Economic growth slows to 5.2pc on drought, pre-poll jitters

Turkana Governor Jeremiah Lomorukai kicking off relief food distribution programme for Turkana East

Turkana Governor Jeremiah Lomorukai kicking off relief food distribution programme for Turkana East Sub County at Lotiman village on October 9, 2022. PHOTO | SAMMY LUTTA | NMG

Kenya’s economic growth slowed for the fourth consecutive quarter on the back of below-average rainfall, high inflationary pressures and pre-election jitters, the statistics agency said Tuesday.

The Kenya National Bureau of Statistics (KNBS) reported gross domestic product (GDP) expanded 5.2 percent in the second quarter, a softer pace than 11 percent in a similar period last year.

The growth in the GDP — a measure of national economic output — was also slower than 6.8 percent in the first quarter of this year, 7.4 percent (fourth quarter of 2021) and 9.3 percent (third quarter of 2021).

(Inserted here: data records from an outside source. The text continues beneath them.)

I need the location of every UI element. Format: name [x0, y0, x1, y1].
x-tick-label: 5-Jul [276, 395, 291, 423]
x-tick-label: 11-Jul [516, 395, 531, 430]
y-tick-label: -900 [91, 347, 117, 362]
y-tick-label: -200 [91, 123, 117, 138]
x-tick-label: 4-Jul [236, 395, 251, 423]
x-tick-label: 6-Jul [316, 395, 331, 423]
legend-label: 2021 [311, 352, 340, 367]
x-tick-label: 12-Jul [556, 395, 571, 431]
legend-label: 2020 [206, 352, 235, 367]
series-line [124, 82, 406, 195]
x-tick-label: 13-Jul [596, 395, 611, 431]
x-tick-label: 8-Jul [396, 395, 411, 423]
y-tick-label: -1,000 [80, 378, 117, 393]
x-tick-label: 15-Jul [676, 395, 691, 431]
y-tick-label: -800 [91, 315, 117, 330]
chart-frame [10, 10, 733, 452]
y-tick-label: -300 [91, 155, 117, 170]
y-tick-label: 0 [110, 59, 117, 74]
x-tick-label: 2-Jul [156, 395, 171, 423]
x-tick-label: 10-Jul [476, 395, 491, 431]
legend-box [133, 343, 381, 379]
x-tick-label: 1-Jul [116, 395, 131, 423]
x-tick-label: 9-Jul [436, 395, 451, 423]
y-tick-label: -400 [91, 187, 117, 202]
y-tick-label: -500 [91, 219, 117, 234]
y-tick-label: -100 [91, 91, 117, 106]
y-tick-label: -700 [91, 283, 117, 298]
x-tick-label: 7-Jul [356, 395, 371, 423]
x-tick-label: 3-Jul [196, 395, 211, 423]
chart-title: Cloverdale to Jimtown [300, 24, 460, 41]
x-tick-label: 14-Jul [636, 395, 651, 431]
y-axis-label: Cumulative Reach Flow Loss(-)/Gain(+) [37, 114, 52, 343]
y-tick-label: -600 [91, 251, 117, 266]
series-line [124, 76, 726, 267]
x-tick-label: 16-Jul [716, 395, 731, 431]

Prolonged dry weather conditions hurt agricultural production, the country’s mainstay economic activity, the KNBS reported, while higher inflation eroded consumers’ purchasing power and reduced demand for goods and services.

Farming activities — which account for more than a fifth of Kenya’s GDP— slid 2.1 percent, a deeper contraction than 0.5 percent in a similar quarter the year before.

“Agriculture, forestry and fishing activities’ value added contracted for the third consecutive quarters, mainly attributed to unfavourable weather conditions that characterised the last quarter of 2021 and the first half of 2022,” the State statistics body wrote in the quarterly GDP report last evening.

“The performance of the sector was evident in the significant decline in exports of vegetable and cut flowers, and production of tea, coffee and milk.”

The expansion in economic activity was further dragged by inflation, which averaged 7.16 percent in the quarter compared with 5.98 percent a year earlier.

This was majorly driven by increased cost of food and fuel which followed the Russian invasion of Ukraine, exacerbating disruptions in global supply chains that were yet to recover from Covid-19 lockdowns.

The shilling also depreciated 7.9 percent against the US dollar in the review period to exchange at an average of 116.33 units, according to the KNBS, further raising prices in a net import economy.

Growth in the manufacturing sector, which had complained of unrelenting global supply chain disruptions and difficulties accessing adequate dollars to pay suppliers abroad, slowed to 3.6 percent from 11.3 percent in the same quarter last year.

KNBS said growth for manufacturing was largely supported by increased production of meat, fish, bakery products, cement and assembly of motor vehicles, but pulled down by dairy products and edible oils.